I have been involved in leadership positions for a long time and each one has its challenges, none of them easy. The most challenging of all is leading change. As a young person of my generation change is something that I've grown up expecting, yet the organization I work for is one of the most tradition driven groups in the country outside of religion. My natural response to fixing things that aren't achieving the goal is to change them. Obvious, right? Apparently not so much.
I should know by now that expecting people to give up traditions because they are ineffective is harder than building something new. Usually this stems from losing sight of the goal which is something forgotten in Scouting more often than it should be. As an organization and as a member, I want to see more youth participate and stay involved in the best youth serving organization in America. To do this takes volunteers who don't always take time to look beyond tradition to understand that their cherished traditions may not be serving that goal. It's like herding cats to a litter box.
I spend a lot of time thinking things through before making drastic changes and then worry about whether I'm doing the right thing. I do honestly try to see all perspectives, but return to the "people are entitled to their wrong opinion view" an awful lot after those thought processes.
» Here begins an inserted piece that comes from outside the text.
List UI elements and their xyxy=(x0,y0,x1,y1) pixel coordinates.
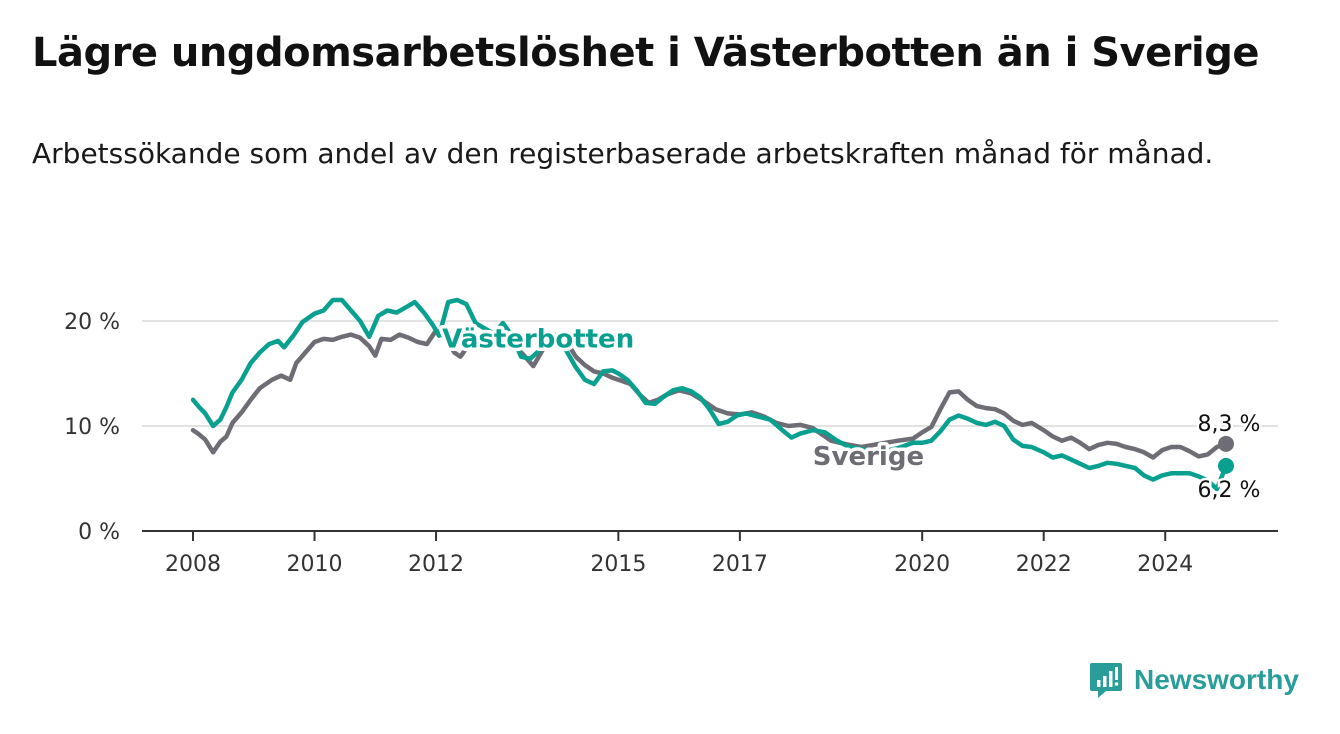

The worst part is the question of whether the desire to make the change is driven by an honest, definable need to increase effectiveness or sheer personal ego driving a substantial change just to prove I'm right. Rarely is this something that anyone can help with, every time I try asking, I get a lot of opinions. It boils down in the end to making the call and going with it--"Damn the torpedoes, full speed ahead.".
This is where I think they get the "It's lonely at the top" theory from. In a job where the volunteers in theory run the show, the professionals have to carry an awful lot of the load. When you think about it, an era for a district or council is referred to more often as the professional's administration not the volunteer chair's. To wit, every volunteer compares the professionals to each other and harps on what the past ones did or didn't do well. While I enjoy having the ability and position to effect change, it still gets tiring after a time to be expected to make the right decision every time.
I suppose that all I can do is do my best and hope it does the trick, a concept that doesn't sit well with a closet perfectionist.
Thanks for reading my 100th post.
1 Comments:
Hey Jake,
I appreciate the effort and have seen a lot of positive changes since you signed on on this side of the lake.
If I may say so, last night's discussion group is the first one I've attended where there was any discussion. I was beginning to think none of them knew how to speak. Thank God the planned speaker didn't show up. Your job must be like pulling teeth.
I don't mean to horn in on your group of friends here, but I thought you could use a word of encouragement.